People hail The Last of Us and Bioshock Infinite as pinnacles of videogame storytelling. Yet their violence is a crutch. A dependency. An addiction. The Last of Us being brutal makes more sense than Uncharted, a game about a mass-murdering professor, but it’s the difference between a high functioning alcoholic at a dinner party and an alcoholic at a bar. In the end, their both killing themselves, but we can ignore one of them and act surprised when they die in a gutter. In the end, both Infinite and The Last of Us are both closer to Troma slashers than anything else. We might not have a Citizen Kane, but we have plenty of Toxic Avengers.
Except unlike The Toxic Avenger and its ilk, none of these games are particularly funny. Grand Theft Auto V gets billed as something of a comedy, but what’s funny here? The obvious satire of vapid individuals? The despicable people (three of whom we control) doing miserable things? The unrelenting cynicism? The transphobia? The consistent effort to attack people who can’t defend themselves?
Because once you cut the comedy from Grand Theft Auto, what’s left but an endless string of horrifying murders? What’s left but the serial killer tumblr? What’s left but death after death until we’re relying on the developers to provide enough force feedback and sound effects to make us remember we’re killing someone? What we’re saying at this point is that if a developer makes a cruel, unsympathetic game that forces your to torture someone, we’ll knock off a point, maybe, and proclaim it as the best videogame of the generation; fans will slam them for that point, too, because it’s hurting a metacritic score.

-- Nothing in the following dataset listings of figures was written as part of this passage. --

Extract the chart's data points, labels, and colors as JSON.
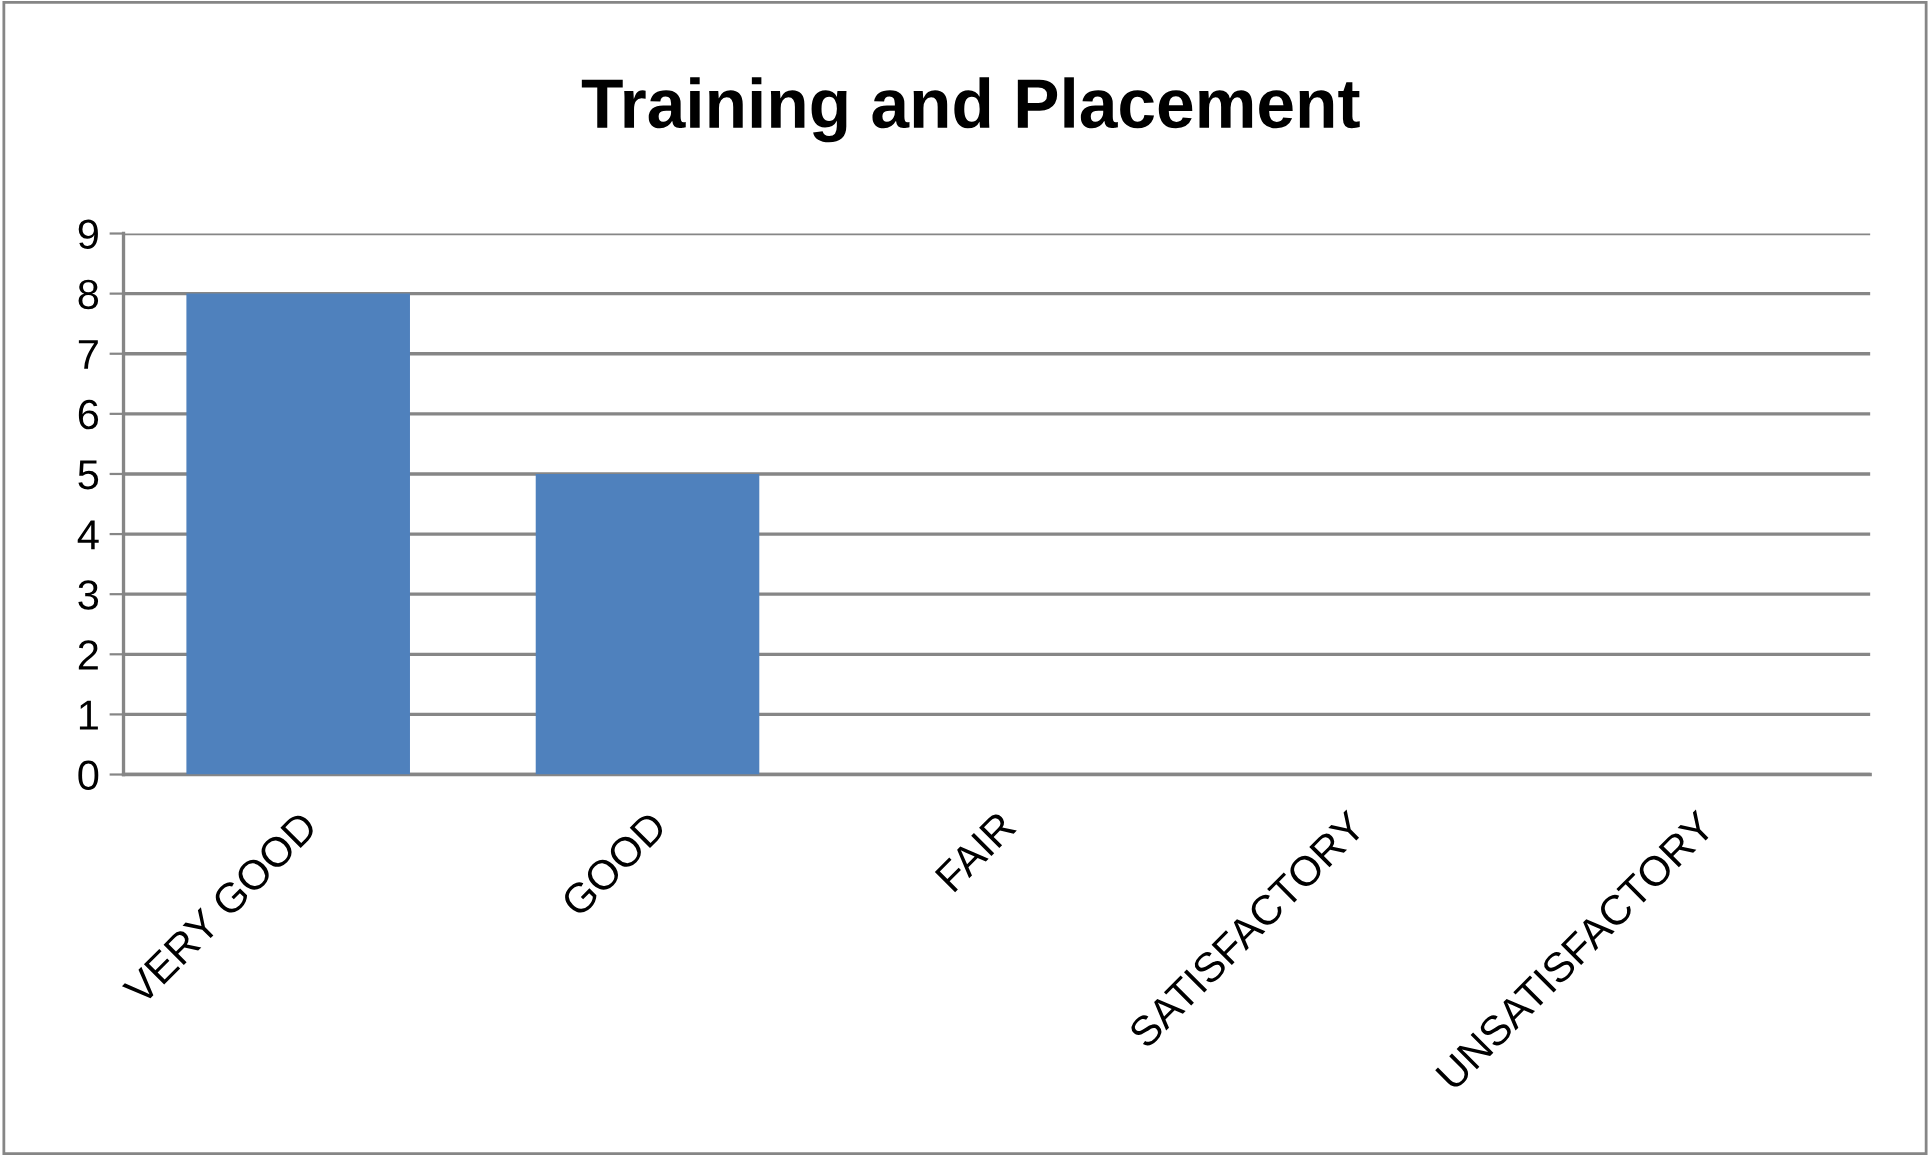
{
  "chart_data": {
    "type": "bar",
    "title": "Training and Placement",
    "categories": [
      "VERY GOOD",
      "GOOD",
      "FAIR",
      "SATISFACTORY",
      "UNSATISFACTORY"
    ],
    "values": [
      8,
      5,
      0,
      0,
      0
    ],
    "color": "#4f81bd",
    "ylim": [
      0,
      9
    ],
    "yticks": [
      0,
      1,
      2,
      3,
      4,
      5,
      6,
      7,
      8,
      9
    ],
    "grid": "y"
  }
}
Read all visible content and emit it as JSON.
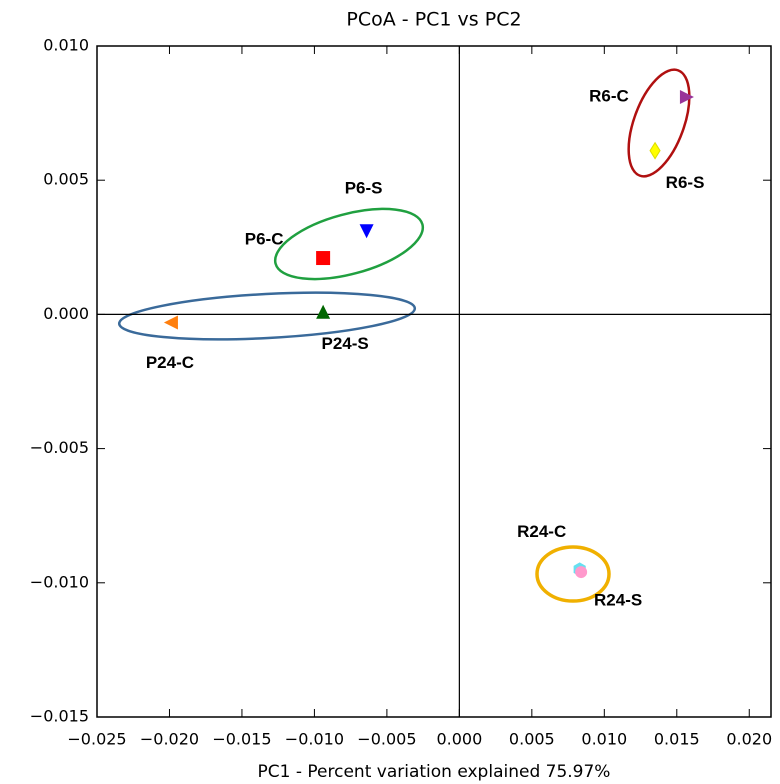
{
  "chart_data": {
    "type": "scatter",
    "title": "PCoA - PC1 vs PC2",
    "xlabel": "PC1 - Percent variation explained 75.97%",
    "xlim": [
      -0.025,
      0.0215
    ],
    "ylim": [
      -0.015,
      0.01
    ],
    "xticks": [
      {
        "value": -0.025,
        "label": "−0.025"
      },
      {
        "value": -0.02,
        "label": "−0.020"
      },
      {
        "value": -0.015,
        "label": "−0.015"
      },
      {
        "value": -0.01,
        "label": "−0.010"
      },
      {
        "value": -0.005,
        "label": "−0.005"
      },
      {
        "value": 0.0,
        "label": "0.000"
      },
      {
        "value": 0.005,
        "label": "0.005"
      },
      {
        "value": 0.01,
        "label": "0.010"
      },
      {
        "value": 0.015,
        "label": "0.015"
      },
      {
        "value": 0.02,
        "label": "0.020"
      }
    ],
    "yticks": [
      {
        "value": 0.01,
        "label": "0.010"
      },
      {
        "value": 0.005,
        "label": "0.005"
      },
      {
        "value": 0.0,
        "label": "0.000"
      },
      {
        "value": -0.005,
        "label": "−0.005"
      },
      {
        "value": -0.01,
        "label": "−0.010"
      },
      {
        "value": -0.015,
        "label": "−0.015"
      }
    ],
    "series": [
      {
        "name": "R6-C",
        "color": "#993399",
        "marker": "triangle-right",
        "x": [
          0.0157
        ],
        "values": [
          0.0081
        ]
      },
      {
        "name": "R6-S",
        "color": "#ffff00",
        "marker": "diamond",
        "x": [
          0.0135
        ],
        "values": [
          0.0061
        ]
      },
      {
        "name": "R24-C",
        "color": "#66e0f0",
        "marker": "hexagon",
        "x": [
          0.0083
        ],
        "values": [
          -0.0095
        ]
      },
      {
        "name": "R24-S",
        "color": "#ff99cc",
        "marker": "circle",
        "x": [
          0.0084
        ],
        "values": [
          -0.0096
        ]
      },
      {
        "name": "P6-S",
        "color": "#0000ff",
        "marker": "triangle-down",
        "x": [
          -0.0064
        ],
        "values": [
          0.0031
        ]
      },
      {
        "name": "P6-C",
        "color": "#ff0000",
        "marker": "square",
        "x": [
          -0.0094
        ],
        "values": [
          0.0021
        ]
      },
      {
        "name": "P24-S",
        "color": "#006600",
        "marker": "triangle-up",
        "x": [
          -0.0094
        ],
        "values": [
          0.0001
        ]
      },
      {
        "name": "P24-C",
        "color": "#ff7f0e",
        "marker": "triangle-left",
        "x": [
          -0.0199
        ],
        "values": [
          -0.0003
        ]
      }
    ]
  }
}
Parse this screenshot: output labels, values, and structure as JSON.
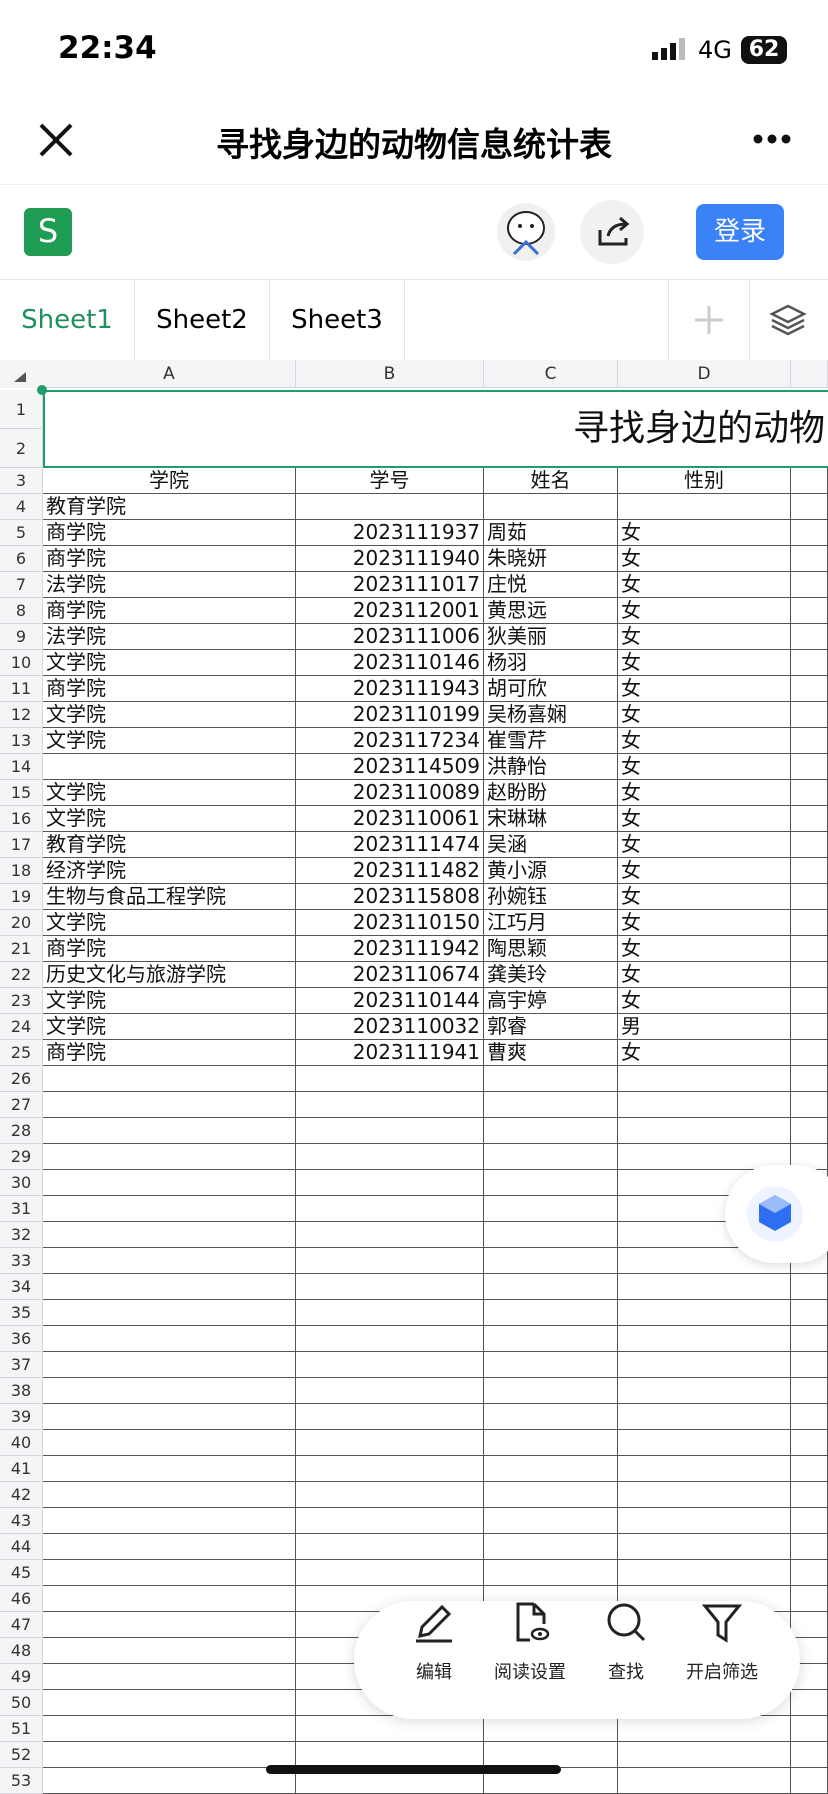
{
  "status": {
    "time": "22:34",
    "network": "4G",
    "battery": "62"
  },
  "header": {
    "title": "寻找身边的动物信息统计表",
    "app_letter": "S",
    "login": "登录"
  },
  "tabs": [
    "Sheet1",
    "Sheet2",
    "Sheet3"
  ],
  "grid": {
    "columns": [
      "A",
      "B",
      "C",
      "D"
    ],
    "title_cell": "寻找身边的动物",
    "header_row": [
      "学院",
      "学号",
      "姓名",
      "性别"
    ],
    "rows": [
      [
        "教育学院",
        null,
        null,
        null
      ],
      [
        "商学院",
        2023111937,
        "周茹",
        "女"
      ],
      [
        "商学院",
        2023111940,
        "朱晓妍",
        "女"
      ],
      [
        "法学院",
        2023111017,
        "庄悦",
        "女"
      ],
      [
        "商学院",
        2023112001,
        "黄思远",
        "女"
      ],
      [
        "法学院",
        2023111006,
        "狄美丽",
        "女"
      ],
      [
        "文学院",
        2023110146,
        "杨羽",
        "女"
      ],
      [
        "商学院",
        2023111943,
        "胡可欣",
        "女"
      ],
      [
        "文学院",
        2023110199,
        "吴杨喜娴",
        "女"
      ],
      [
        "文学院",
        2023117234,
        "崔雪芹",
        "女"
      ],
      [
        null,
        2023114509,
        "洪静怡",
        "女"
      ],
      [
        "文学院",
        2023110089,
        "赵盼盼",
        "女"
      ],
      [
        "文学院",
        2023110061,
        "宋琳琳",
        "女"
      ],
      [
        "教育学院",
        2023111474,
        "吴涵",
        "女"
      ],
      [
        "经济学院",
        2023111482,
        "黄小源",
        "女"
      ],
      [
        "生物与食品工程学院",
        2023115808,
        "孙婉钰",
        "女"
      ],
      [
        "文学院",
        2023110150,
        "江巧月",
        "女"
      ],
      [
        "商学院",
        2023111942,
        "陶思颖",
        "女"
      ],
      [
        "历史文化与旅游学院",
        2023110674,
        "龚美玲",
        "女"
      ],
      [
        "文学院",
        2023110144,
        "高宇婷",
        "女"
      ],
      [
        "文学院",
        2023110032,
        "郭睿",
        "男"
      ],
      [
        "商学院",
        2023111941,
        "曹爽",
        "女"
      ]
    ],
    "row_numbers": [
      1,
      2,
      3,
      4,
      5,
      6,
      7,
      8,
      9,
      10,
      11,
      12,
      13,
      14,
      15,
      16,
      17,
      18,
      19,
      20,
      21,
      22,
      23,
      24,
      25,
      26,
      27,
      28,
      29,
      30,
      31,
      32,
      33,
      34,
      35,
      36,
      37,
      38,
      39,
      40,
      41,
      42,
      43,
      44,
      45,
      46,
      47,
      48,
      49,
      50,
      51,
      52,
      53
    ]
  },
  "toolbar": [
    "编辑",
    "阅读设置",
    "查找",
    "开启筛选"
  ]
}
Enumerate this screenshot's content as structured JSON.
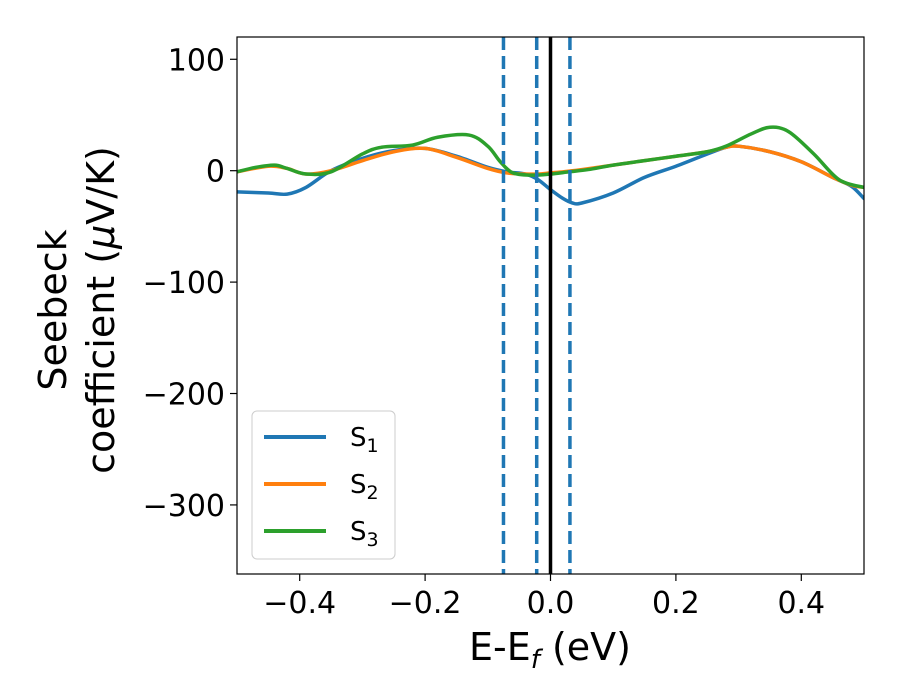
{
  "chart_data": {
    "type": "line",
    "title": "",
    "xlabel": {
      "main": "E-E",
      "sub": "f",
      "unit": " (eV)"
    },
    "ylabel": {
      "line1": "Seebeck",
      "line2": "coefficient  (",
      "mu": "μ",
      "line2_end": "V/K)"
    },
    "xlim": [
      -0.5,
      0.5
    ],
    "ylim": [
      -362,
      120
    ],
    "xticks": [
      -0.4,
      -0.2,
      0.0,
      0.2,
      0.4
    ],
    "xtick_labels": [
      "−0.4",
      "−0.2",
      "0.0",
      "0.2",
      "0.4"
    ],
    "yticks": [
      100,
      0,
      -100,
      -200,
      -300
    ],
    "ytick_labels": [
      "100",
      "0",
      "−100",
      "−200",
      "−300"
    ],
    "legend_position": "lower-left",
    "series": [
      {
        "name": "S1",
        "label_main": "S",
        "label_sub": "1",
        "color": "#1f77b4",
        "x": [
          -0.5,
          -0.45,
          -0.42,
          -0.39,
          -0.35,
          -0.3,
          -0.25,
          -0.2,
          -0.15,
          -0.1,
          -0.07,
          -0.04,
          -0.02,
          0.0,
          0.02,
          0.035,
          0.05,
          0.1,
          0.15,
          0.2,
          0.25,
          0.28,
          0.3,
          0.35,
          0.4,
          0.45,
          0.48,
          0.5
        ],
        "y": [
          -19,
          -20,
          -21,
          -15,
          0,
          11,
          18,
          20,
          13,
          3,
          -1,
          -3,
          -8,
          -17,
          -25,
          -29,
          -29,
          -20,
          -6,
          4,
          15,
          21,
          22,
          17,
          8,
          -6,
          -14,
          -25
        ]
      },
      {
        "name": "S2",
        "label_main": "S",
        "label_sub": "2",
        "color": "#ff7f0e",
        "x": [
          -0.5,
          -0.45,
          -0.42,
          -0.39,
          -0.35,
          -0.3,
          -0.25,
          -0.2,
          -0.15,
          -0.1,
          -0.07,
          -0.04,
          -0.02,
          0.0,
          0.02,
          0.035,
          0.05,
          0.1,
          0.15,
          0.2,
          0.25,
          0.28,
          0.3,
          0.35,
          0.4,
          0.45,
          0.48,
          0.5
        ],
        "y": [
          -1,
          4,
          2,
          -3,
          0,
          9,
          17,
          20,
          12,
          2,
          -2,
          -3,
          -3,
          -2,
          -1,
          0,
          1,
          5,
          9,
          13,
          17,
          21,
          22,
          17,
          8,
          -6,
          -13,
          -15
        ]
      },
      {
        "name": "S3",
        "label_main": "S",
        "label_sub": "3",
        "color": "#2ca02c",
        "x": [
          -0.5,
          -0.47,
          -0.44,
          -0.42,
          -0.39,
          -0.35,
          -0.3,
          -0.27,
          -0.22,
          -0.18,
          -0.13,
          -0.1,
          -0.08,
          -0.06,
          -0.03,
          0.0,
          0.03,
          0.06,
          0.1,
          0.15,
          0.2,
          0.25,
          0.28,
          0.32,
          0.35,
          0.38,
          0.42,
          0.46,
          0.5
        ],
        "y": [
          -1,
          3,
          5,
          2,
          -3,
          -1,
          15,
          21,
          23,
          30,
          32,
          22,
          8,
          -2,
          -4,
          -3,
          -1,
          1,
          5,
          9,
          13,
          17,
          22,
          33,
          39,
          35,
          15,
          -8,
          -15
        ]
      }
    ],
    "vlines": [
      {
        "x": -0.075,
        "style": "dashed",
        "color": "#1f77b4"
      },
      {
        "x": -0.022,
        "style": "dashed",
        "color": "#1f77b4"
      },
      {
        "x": 0.031,
        "style": "dashed",
        "color": "#1f77b4"
      },
      {
        "x": 0.0,
        "style": "solid",
        "color": "#000000"
      }
    ]
  }
}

That we’ll talk about how much fun murdering the apocalypse is and how beautiful its narrative devices are delivered before we’ll dwell on its incredible, gratuitous violence.
We’ll proclaim, to anyone who listens, that The Last of Us or Bioshock Infinite is the pinnacle of videogame narrative. They’re good stories, both of them. But to mention that without addressing that their language of communication is almost exclusively murder is disingenuous. When The Last of Us came out, many people compared it to Cormac McCarthy’s The Road . Except Heads don’t pop every thirty seconds in The Road. The Last of Us, and Bioshock Infinite, probably have higher body counts than Cormac McCarthy’s entire bibliography, combined.
When Grand Theft Auto 5 came out, I defended it, because ultraviolence isn’t necessarily terrible. Torture isn’t a concept that should be off-limits. Nothing should be off-limits. But the thing is, just because something isn’t forbidden doesn’t make it acceptable. Breaking Bad killed a lot of people in horrible ways, but it did so to drive home its themes. Grand Theft Auto 5 kills people to drive home how horrible we are. How despicable we are. Grand Theft Auto 5 makes us torture people to tell us we’re despicable for torturing someone.
We are, and we can, and should, feel ashamed. Not because we enjoy videogame slashers, but because we enjoy them and then try to pass them off as the best stories we have. Because we’re saying that dehumanization is the concept videogames best explore, and that ultraviolence is our only means of telling it.